The short answer is that it is very unlikely a Surrogate Mother would contract HIV from the Intended Parent she carries for. In fact, there is not a single documented case of a Surrogate Mother becoming HIV positive from carrying a child for HIV positive Intended Parents and hundreds of babies have been born to people living with HIV through surrogacy.

 

How is HIV Contracted?

 

HIV is a sexually transmitted disease. It is spread through contact with certain bodily fluids of an HIV+ person including blood, semen, pre-seminal fluid, vaginal fluids, rectal fluids, and breastmilk. HIV will only be transmitted if the fluids come into contact with a mucous membrane or damaged skin/tissue. HIV is most commonly transmitted through the sharing of needles, and sex.

 

A Surrogate might be at risk of getting HIV if special precautions were not taken. Thankfully, science has made it safe for surrogates to carry a child for HIV+ parents.

 

Can a surrogate get HIV from her intended parents_ _ Pride Surrogacy for LGBTQ

 

What Steps are Taken to Prevent HIV From Being Transmitted Through Surrogacy?

 

The first part of ensuring the Surrogate Mothers safety is for the Intended Parent with HIV to be taking their medications and have an undetectable viral load. Antiretroviral (AVR) drugs can reduce the viral load to undetectable levels in the blood. This does not mean that the person living with HIV is cured, or that all of their cells are free from HIV but it’s a great start.

 

HIV does not live in the sperm themselves, only in the seminal fluid that they are in. Future Parents living with HIV provide multiple semen samples for testing. Depending on the test results the semen is “washed” using a process that removes the seminal fluid and the healthiest sperm are put into a new fluid for preservation.
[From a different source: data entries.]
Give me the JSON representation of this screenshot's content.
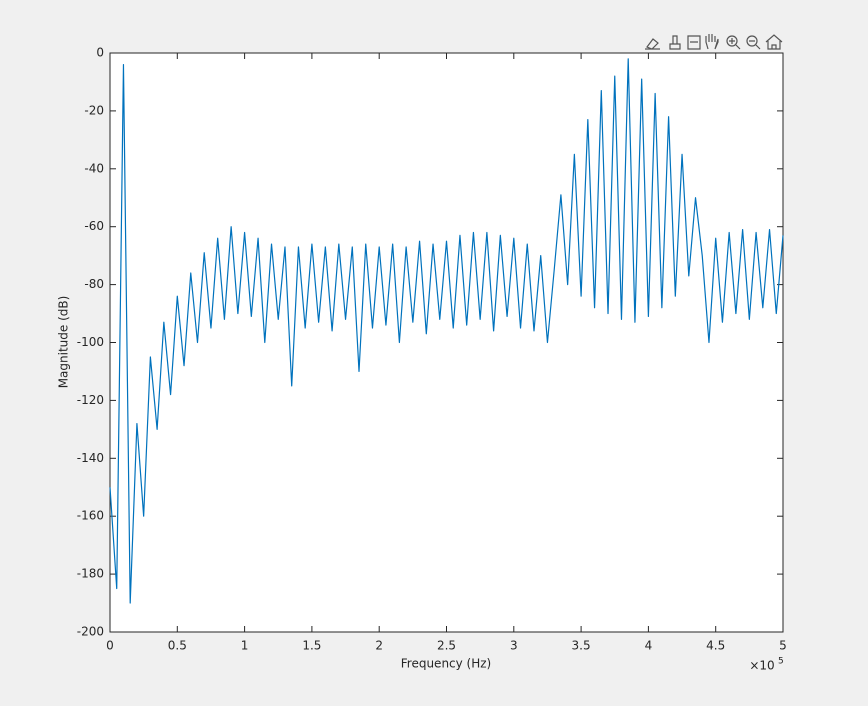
{
  "chart_data": {
    "type": "line",
    "xlabel": "Frequency (Hz)",
    "ylabel": "Magnitude (dB)",
    "x_multiplier": {
      "base": "×10",
      "exponent": "5"
    },
    "color": "#0072bd",
    "xlim": [
      0,
      500000
    ],
    "ylim": [
      -200,
      0
    ],
    "xticks": [
      0,
      {
        "value": 50000,
        "label": "0.5"
      },
      {
        "value": 100000,
        "label": "1"
      },
      {
        "value": 150000,
        "label": "1.5"
      },
      {
        "value": 200000,
        "label": "2"
      },
      {
        "value": 250000,
        "label": "2.5"
      },
      {
        "value": 300000,
        "label": "3"
      },
      {
        "value": 350000,
        "label": "3.5"
      },
      {
        "value": 400000,
        "label": "4"
      },
      {
        "value": 450000,
        "label": "4.5"
      },
      {
        "value": 500000,
        "label": "5"
      }
    ],
    "yticks": [
      -200,
      -180,
      -160,
      -140,
      -120,
      -100,
      -80,
      -60,
      -40,
      -20,
      0
    ],
    "x": [
      0,
      5000,
      10000,
      15000,
      20000,
      25000,
      30000,
      35000,
      40000,
      45000,
      50000,
      55000,
      60000,
      65000,
      70000,
      75000,
      80000,
      85000,
      90000,
      95000,
      100000,
      105000,
      110000,
      115000,
      120000,
      125000,
      130000,
      135000,
      140000,
      145000,
      150000,
      155000,
      160000,
      165000,
      170000,
      175000,
      180000,
      185000,
      190000,
      195000,
      200000,
      205000,
      210000,
      215000,
      220000,
      225000,
      230000,
      235000,
      240000,
      245000,
      250000,
      255000,
      260000,
      265000,
      270000,
      275000,
      280000,
      285000,
      290000,
      295000,
      300000,
      305000,
      310000,
      315000,
      320000,
      325000,
      330000,
      335000,
      340000,
      345000,
      350000,
      355000,
      360000,
      365000,
      370000,
      375000,
      380000,
      385000,
      390000,
      395000,
      400000,
      405000,
      410000,
      415000,
      420000,
      425000,
      430000,
      435000,
      440000,
      445000,
      450000,
      455000,
      460000,
      465000,
      470000,
      475000,
      480000,
      485000,
      490000,
      495000,
      500000
    ],
    "values": [
      -150,
      -185,
      -4,
      -190,
      -128,
      -160,
      -105,
      -130,
      -93,
      -118,
      -84,
      -108,
      -76,
      -100,
      -69,
      -95,
      -64,
      -92,
      -60,
      -90,
      -62,
      -91,
      -64,
      -100,
      -66,
      -92,
      -67,
      -115,
      -67,
      -95,
      -66,
      -93,
      -67,
      -96,
      -66,
      -92,
      -67,
      -110,
      -66,
      -95,
      -67,
      -94,
      -66,
      -100,
      -67,
      -93,
      -65,
      -97,
      -66,
      -92,
      -65,
      -95,
      -63,
      -94,
      -62,
      -92,
      -62,
      -96,
      -63,
      -91,
      -64,
      -95,
      -66,
      -96,
      -70,
      -100,
      -75,
      -49,
      -80,
      -35,
      -84,
      -23,
      -88,
      -13,
      -90,
      -8,
      -92,
      -2,
      -93,
      -9,
      -91,
      -14,
      -88,
      -22,
      -84,
      -35,
      -77,
      -50,
      -70,
      -100,
      -64,
      -93,
      -62,
      -90,
      -61,
      -92,
      -62,
      -88,
      -61,
      -90,
      -63
    ]
  }
}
This makes the sperm safer to be used in In vitro fertilization or Intrauterine Insemination (IUI).

 

When a Surrogate Mother is preparing for an embryo transfer (part of the IVF process where a fertilized egg is placed in her uterus), she will also be given medication to prevent transmission of HIV. She can take this medication safely throughout the first trimester of her pregnancy. It provides an added layer of protection for the Surrogate.

 

Will the Child Be at Risk Because the Future Parents Are Living With HIV?

 

HIV is a long-term treatable disease. Medications make it possible for the virus to become completely undetectable in the blood. People with HIV and people without HIV are now shown to have almost identical life expectancies.

 

Parents with HIV can be active and involved with their children. HIV does not impact the ability to be a wonderful and loving parent.